Robert E. Howard
This is Satan, thought Kane as the eyes swayed above him, and the next instant he was battling for his life with the darkness that seemed to have taken tangible form and thrown itself about his body and limbs in great slimy coils. These coils lapped his sword arm and rendered it useless; with the other hand he groped for dagger or pistol, flesh crawling as his fingers slipped from slick scales, while the hissing of the monster filled the cavern with a cold paean of terror.
--Robert E. Howard, THE MOON OF SKULLS
Rumor said that the mad poet Rinaldo had visited these pits and been shown horrors by the wizard, and that the nameless monstrosities of which he hinted in his awful poem, The Song of the Pit, were no mere fantasies of a disordered brain.
--Robert E. Howard, THE SCARLET CITADEL
Then began a thin demoniac piping, and up from the well pranced a hideous anthropomorphic figure dancing to the weird strains of a pipe it held in its monstrous hands.
--Robert E. Howard, THE VALLEY OF THE WORM
Up from the well floated a weird demon-piping that was a symphony of madness. Far down in the darkness I glimpsed the faint fearful glimmering of a vast white bulk.
--Robert E. Howard, THE VALLEY OF THE WORM
From what subterranean hell it crawled in the long ago I know not, nor what black age it represented. But it was not a beast, as humanity knows beasts. I call it a worm for lack of a better term. There is no earthly language that has a name for it.
--Robert E. Howard, THE VALLEY OF THE WORM
Legend said that this cavern was one of their last strongholds against the conquering Celts, and hinted at lost tunnels, long fallen in or blocked up, connecting the cave with a network of subterranean corridors which honeycombed the hills.
--Robert E. Howard, THE PEOPLE OF THE DARK
They had vanished before the invading races, theory said, forming the base of all Aryan legends of trolls, elves, dwarfs and witches. Living in caves from the start, these aborigines had retreated farther and farther into the caverns of the hills, before the conquerors, vanishing at last entirely, though folk-lore fancy pictures their descendants still dwelling in the lost chasms far beneath the hills, loathsome survivals of an outworn age.
--Robert E. Howard, THE PEOPLE OF THE DARK
Centuries of skulking in dim caverns had lent the race terrible and inhuman attributes.
--Robert E. Howard, THE PEOPLE OF THE DARK
And out of the cleft came swarming a loathsome mob, as foul reptiles writhe up out of the darkness, and they stood blinking in the sunlight like the night-things they were.
--Robert E. Howard, THE PEOPLE OF THE DARK
It hissed as it reared up its ghastly head on a horribly long neck, while its yellow slanted eyes glittered with all the horror that is spawned in the black lairs under the earth.

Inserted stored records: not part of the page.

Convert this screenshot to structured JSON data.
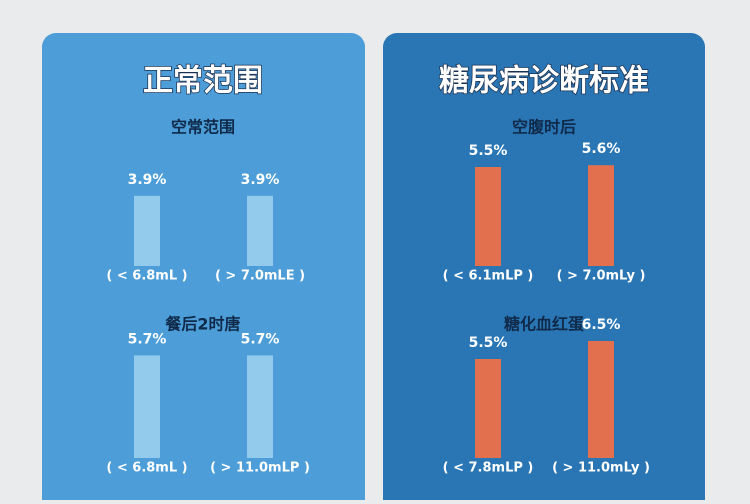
{
  "panels": [
    {
      "title": "正常范围"
    },
    {
      "title": "糖尿病诊断标准"
    }
  ],
  "chart_data": [
    {
      "type": "bar",
      "title": "空常范围",
      "categories": [
        "( < 6.8mL )",
        "( > 7.0mLE )"
      ],
      "values": [
        3.9,
        3.9
      ],
      "value_labels": [
        "3.9%",
        "3.9%"
      ],
      "color": "#93cbed"
    },
    {
      "type": "bar",
      "title": "餐后2时唐",
      "categories": [
        "( < 6.8mL )",
        "( > 11.0mLP )"
      ],
      "values": [
        5.7,
        5.7
      ],
      "value_labels": [
        "5.7%",
        "5.7%"
      ],
      "color": "#93cbed"
    },
    {
      "type": "bar",
      "title": "空腹时后",
      "categories": [
        "( < 6.1mLP )",
        "( > 7.0mLy )"
      ],
      "values": [
        5.5,
        5.6
      ],
      "value_labels": [
        "5.5%",
        "5.6%"
      ],
      "color": "#e2704f"
    },
    {
      "type": "bar",
      "title": "糖化血红蛋",
      "categories": [
        "( < 7.8mLP )",
        "( > 11.0mLy )"
      ],
      "values": [
        5.5,
        6.5
      ],
      "value_labels": [
        "5.5%",
        "6.5%"
      ],
      "color": "#e2704f"
    }
  ]
}
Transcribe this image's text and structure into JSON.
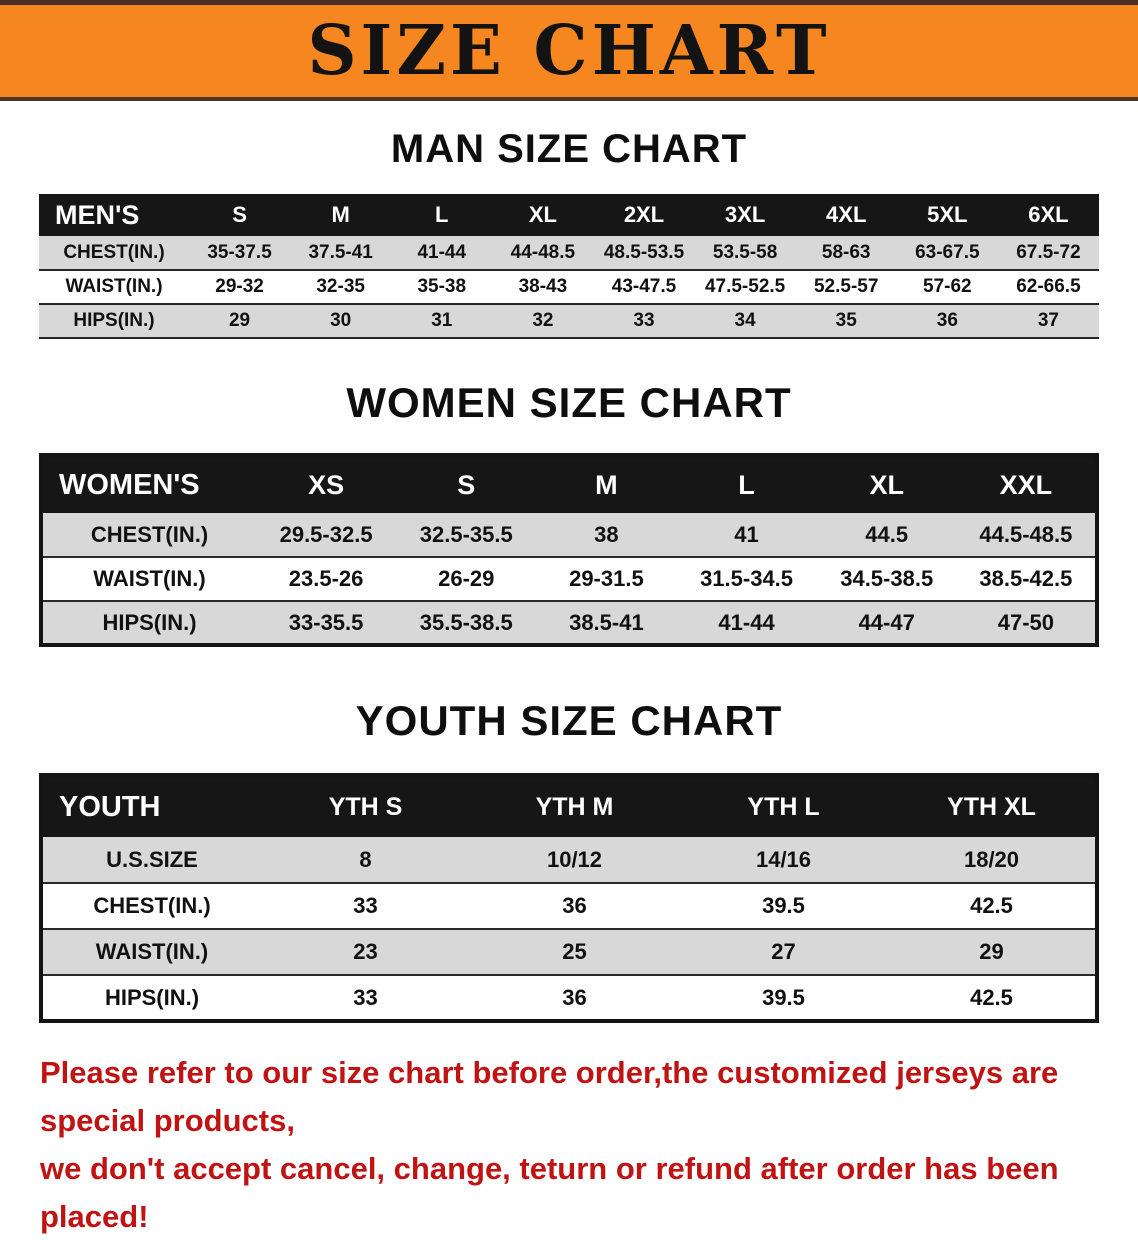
{
  "banner": {
    "title": "SIZE CHART"
  },
  "colors": {
    "banner_orange": "#f6861f",
    "table_header_black": "#161616",
    "row_stripe_gray": "#d8d8d8",
    "notice_red": "#c01414"
  },
  "sections": [
    {
      "heading": "MAN SIZE CHART",
      "table": {
        "corner": "MEN'S",
        "columns": [
          "S",
          "M",
          "L",
          "XL",
          "2XL",
          "3XL",
          "4XL",
          "5XL",
          "6XL"
        ],
        "rows": [
          {
            "label": "CHEST(IN.)",
            "values": [
              "35-37.5",
              "37.5-41",
              "41-44",
              "44-48.5",
              "48.5-53.5",
              "53.5-58",
              "58-63",
              "63-67.5",
              "67.5-72"
            ]
          },
          {
            "label": "WAIST(IN.)",
            "values": [
              "29-32",
              "32-35",
              "35-38",
              "38-43",
              "43-47.5",
              "47.5-52.5",
              "52.5-57",
              "57-62",
              "62-66.5"
            ]
          },
          {
            "label": "HIPS(IN.)",
            "values": [
              "29",
              "30",
              "31",
              "32",
              "33",
              "34",
              "35",
              "36",
              "37"
            ]
          }
        ]
      }
    },
    {
      "heading": "WOMEN SIZE CHART",
      "table": {
        "corner": "WOMEN'S",
        "columns": [
          "XS",
          "S",
          "M",
          "L",
          "XL",
          "XXL"
        ],
        "rows": [
          {
            "label": "CHEST(IN.)",
            "values": [
              "29.5-32.5",
              "32.5-35.5",
              "38",
              "41",
              "44.5",
              "44.5-48.5"
            ]
          },
          {
            "label": "WAIST(IN.)",
            "values": [
              "23.5-26",
              "26-29",
              "29-31.5",
              "31.5-34.5",
              "34.5-38.5",
              "38.5-42.5"
            ]
          },
          {
            "label": "HIPS(IN.)",
            "values": [
              "33-35.5",
              "35.5-38.5",
              "38.5-41",
              "41-44",
              "44-47",
              "47-50"
            ]
          }
        ]
      }
    },
    {
      "heading": "YOUTH SIZE CHART",
      "table": {
        "corner": "YOUTH",
        "columns": [
          "YTH S",
          "YTH M",
          "YTH L",
          "YTH XL"
        ],
        "rows": [
          {
            "label": "U.S.SIZE",
            "values": [
              "8",
              "10/12",
              "14/16",
              "18/20"
            ]
          },
          {
            "label": "CHEST(IN.)",
            "values": [
              "33",
              "36",
              "39.5",
              "42.5"
            ]
          },
          {
            "label": "WAIST(IN.)",
            "values": [
              "23",
              "25",
              "27",
              "29"
            ]
          },
          {
            "label": "HIPS(IN.)",
            "values": [
              "33",
              "36",
              "39.5",
              "42.5"
            ]
          }
        ]
      }
    }
  ],
  "footer": {
    "lines": [
      "Please refer to our size chart before order,the customized jerseys are special products,",
      "we don't accept cancel, change, teturn or refund after order has been placed!"
    ]
  }
}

--Robert E. Howard, THE PEOPLE OF THE DARK
What beings, Bran wondered, have slithered up and down this slanting shaft, for how many centuries?
--Robert E. Howard, WORMS OF THE EARTH
...yet Bran felt the potentialities of life--under his feet, in the brown earth--sleeping, but how soon to waken, and in what horrific fashion?
--Robert E. Howard, WORMS OF THE EARTH
"I have been into Hell and I have returned," he growled.
--Robert E. Howard, WORMS OF THE EARTH
"And I have heard stealthy sounds in the night, and noises beneath my dirt floor, as if worms burrowed deep in the earth."
--Robert E. Howard, WORMS OF THE EARTH
"Many caves in these hills," said Atla, her voice sounding small and strangely brittle in the vastness, "are but doors to greater caves which lie beneath, even as a man's words and deeds are but small indications of the dark caverns of murky thought lying behind and beneath."
--Robert E. Howard, WORMS OF THE EARTH
A shudder shook Bran Mak Morn. The worms of the earth! Thousands of vermin digging like moles far below the castle, burrowing away the foundations--gods, the land must be honeycombed with tunnels and caverns--these creatures were even less human than he had thought--what ghastly shapes of darkness had he invoked to his aid?
--Robert E. Howard, WORMS OF THE EARTH
"Worms of the earth, back into your holes and burrows! Ye foul the air and leave on the clean earth the slime of the serpents ye have become! Gonar was right--there are shapes too foul to use even against Rome!"